# Best Place To Purchase Bulk Ammo



## C5GUY (Mar 22, 2012)

I am sure that most of you know that finding large caliber ammo, 9mm, 45cal, etc..is not the easiest thing to find now days and the prices are through the roof. I recently made a decent size purchase from Bass Pro Shop since they have free shipping for all orders over $75 and since they do not have a retail location in Arkansas I get out of paying sales tax too. However, there has to be a better place to purchase bulk (500+) ammo from and I would love to hear your inputs.


----------



## whyspers (Apr 10, 2012)

I don't know if it is THE cheapest, but have seen some really good deals on cheaperthandirt.com


----------



## C5GUY (Mar 22, 2012)

whyspers said:


> I don't know if it is THE cheapest, but have seen some really good deals on cheaperthandirt.com


I have indeed purchased many items, including ammo from Cheaper Than Dirt but they do not sell a lot of ammo in bulk (500+ rounds)


----------



## whyspers (Apr 10, 2012)

I saw a really good deal on bulk reloads there the other day. Don't know if they interest you, but they had good reviews. Sorry...that's the only place I know right off, but please let me know if you make a discovery.


----------



## armyguy (Nov 9, 2012)

slickguns.com 
check daily for deals that other shoppers have found and posted. usually with ways to add up coupons and such.


----------



## windsearcher (Nov 8, 2012)

+1 for slickguns.com ...... they get me to a lot of decent deals. I really probably need to stay away from that site.


----------



## PrepperThyAngus (Sep 30, 2012)

Also check out local gun shows. You can pay cash, deal with them on bulk purchasing, etc.


----------



## elliotriley (Nov 8, 2012)

I have found what I consider to be the best bulk ammo place on the net. I don't know if I should share it here, lol... but I will 

Check out ammoman.com. UPS prices are INCLUDED in the shipping price and they have everything! I was able to find 5.45 surplus ammo there when NOBODY else had it. Plus, the guy is easy to deal with. He answer's email quickly. Please though, keep this gouge on this site 

EDIT: I wanted to add that ammoman.com ONLY deals in bulk ammo. The price might seem the same as other sites, but when you consider that shipping is included in the price it is usual an excellent deal considering the weight of ammo.


----------



## HoJo (Nov 8, 2012)

Ammunition Online at Factory Direct Prices | Freedom Munitions | Handgun Ammo & Rifle Ammo
Give them a try. I have had zero failures with their 9mm and .223.


----------



## armyguy (Nov 9, 2012)

elliotriley said:


> I have found what I consider to be the best bulk ammo place on the net. I don't know if I should share it here, lol... but I will
> 
> Check out ammoman.com. UPS prices are INCLUDED in the shipping price and they have everything! I was able to find 5.45 surplus ammo there when NOBODY else had it. Plus, the guy is easy to deal with. He answer's email quickly. Please though, keep this gouge on this site
> 
> EDIT: I wanted to add that ammoman.com ONLY deals in bulk ammo. The price might seem the same as other sites, but when you consider that shipping is included in the price it is usual an excellent deal considering the weight of ammo.

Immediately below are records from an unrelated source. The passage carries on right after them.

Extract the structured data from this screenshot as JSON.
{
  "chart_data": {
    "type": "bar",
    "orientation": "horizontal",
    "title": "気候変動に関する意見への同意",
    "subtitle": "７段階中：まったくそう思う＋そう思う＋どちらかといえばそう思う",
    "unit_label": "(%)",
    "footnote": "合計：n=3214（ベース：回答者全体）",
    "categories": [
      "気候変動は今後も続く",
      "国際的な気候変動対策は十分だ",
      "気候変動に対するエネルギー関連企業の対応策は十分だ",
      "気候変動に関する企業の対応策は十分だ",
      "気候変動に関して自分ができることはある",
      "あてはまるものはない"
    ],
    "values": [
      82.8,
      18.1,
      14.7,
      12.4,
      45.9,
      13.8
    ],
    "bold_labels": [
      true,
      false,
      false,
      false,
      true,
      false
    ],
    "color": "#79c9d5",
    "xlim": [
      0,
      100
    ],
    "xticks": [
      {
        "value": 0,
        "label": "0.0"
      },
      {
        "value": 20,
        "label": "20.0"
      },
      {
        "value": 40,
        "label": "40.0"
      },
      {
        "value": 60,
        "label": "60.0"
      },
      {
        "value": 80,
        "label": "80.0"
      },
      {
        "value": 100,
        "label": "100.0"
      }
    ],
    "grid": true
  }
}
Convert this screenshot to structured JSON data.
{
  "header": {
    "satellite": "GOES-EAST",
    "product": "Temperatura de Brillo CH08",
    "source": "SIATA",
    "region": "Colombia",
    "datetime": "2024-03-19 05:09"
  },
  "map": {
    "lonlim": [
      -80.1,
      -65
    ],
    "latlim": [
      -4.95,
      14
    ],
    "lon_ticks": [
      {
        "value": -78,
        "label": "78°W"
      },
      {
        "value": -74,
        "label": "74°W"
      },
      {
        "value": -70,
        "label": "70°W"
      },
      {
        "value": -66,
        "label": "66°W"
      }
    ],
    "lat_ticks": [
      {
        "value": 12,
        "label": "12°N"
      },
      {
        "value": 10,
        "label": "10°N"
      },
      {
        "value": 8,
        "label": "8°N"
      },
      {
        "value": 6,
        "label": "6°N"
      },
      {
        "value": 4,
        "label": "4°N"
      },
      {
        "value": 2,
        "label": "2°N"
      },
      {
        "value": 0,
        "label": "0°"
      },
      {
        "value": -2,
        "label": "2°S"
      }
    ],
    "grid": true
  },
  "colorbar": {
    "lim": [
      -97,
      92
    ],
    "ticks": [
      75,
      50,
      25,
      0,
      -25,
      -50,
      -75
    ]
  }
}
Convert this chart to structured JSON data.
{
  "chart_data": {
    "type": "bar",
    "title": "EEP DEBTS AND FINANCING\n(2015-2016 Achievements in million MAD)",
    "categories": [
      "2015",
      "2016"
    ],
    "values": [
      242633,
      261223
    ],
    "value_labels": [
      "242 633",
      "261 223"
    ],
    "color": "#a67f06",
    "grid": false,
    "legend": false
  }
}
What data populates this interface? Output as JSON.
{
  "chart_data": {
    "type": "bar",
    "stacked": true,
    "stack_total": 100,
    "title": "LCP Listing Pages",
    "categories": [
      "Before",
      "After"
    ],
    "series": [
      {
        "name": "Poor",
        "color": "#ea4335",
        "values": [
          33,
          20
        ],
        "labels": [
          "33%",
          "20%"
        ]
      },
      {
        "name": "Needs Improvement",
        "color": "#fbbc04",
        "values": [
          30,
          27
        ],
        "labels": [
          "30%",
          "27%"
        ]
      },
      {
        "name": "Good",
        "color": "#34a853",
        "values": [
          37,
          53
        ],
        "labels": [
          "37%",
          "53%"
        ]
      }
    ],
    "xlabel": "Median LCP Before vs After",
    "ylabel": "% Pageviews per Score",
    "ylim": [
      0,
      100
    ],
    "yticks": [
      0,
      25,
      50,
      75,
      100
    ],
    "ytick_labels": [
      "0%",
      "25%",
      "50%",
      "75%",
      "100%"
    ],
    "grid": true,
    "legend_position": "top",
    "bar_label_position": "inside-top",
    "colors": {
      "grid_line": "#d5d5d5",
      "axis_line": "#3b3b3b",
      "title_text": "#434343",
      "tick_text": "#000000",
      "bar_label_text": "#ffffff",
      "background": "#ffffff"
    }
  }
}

ammoman.com prices are expensive. really expensive. its 75 cents for lake city ammo. every where else you can buy for 34 cents.

Freedom munition are great they manufacture brand new ammo and also reload. prices will beat everyone.

For those who like branded ammo and deals. slickguns is the best place to go check out.


----------



## firemedic55 (Nov 12, 2012)

I have had great experience with SGAmmo.com and have friends that use Luckygunner.com


----------



## Hellbilly (Nov 7, 2012)

+1 for

http://www.freedommunitions.com/

500 rounds of. 45acp for under $150, they ship fast and ammo is good stuff


----------



## 71Chevrolet (Nov 19, 2012)

When buying ammo in bulk make sure to figure cost per round/ & or box. Sometimes you will end up paying less for basic fmj at wal mart by the box.


----------



## D80buckeye (Nov 17, 2012)

Go to gun-deals.com - User-Submitted Gun & Ammunition Deals and click on the Ammo Deals link. From there you can sort by caliber and CPR. Walmart typically has competitive prices to the online dealers in 9 & 40.


----------



## shotlady (Aug 30, 2012)

cabelas has 2100 rounds right now of .22 fedral bulk for 85 shipped


----------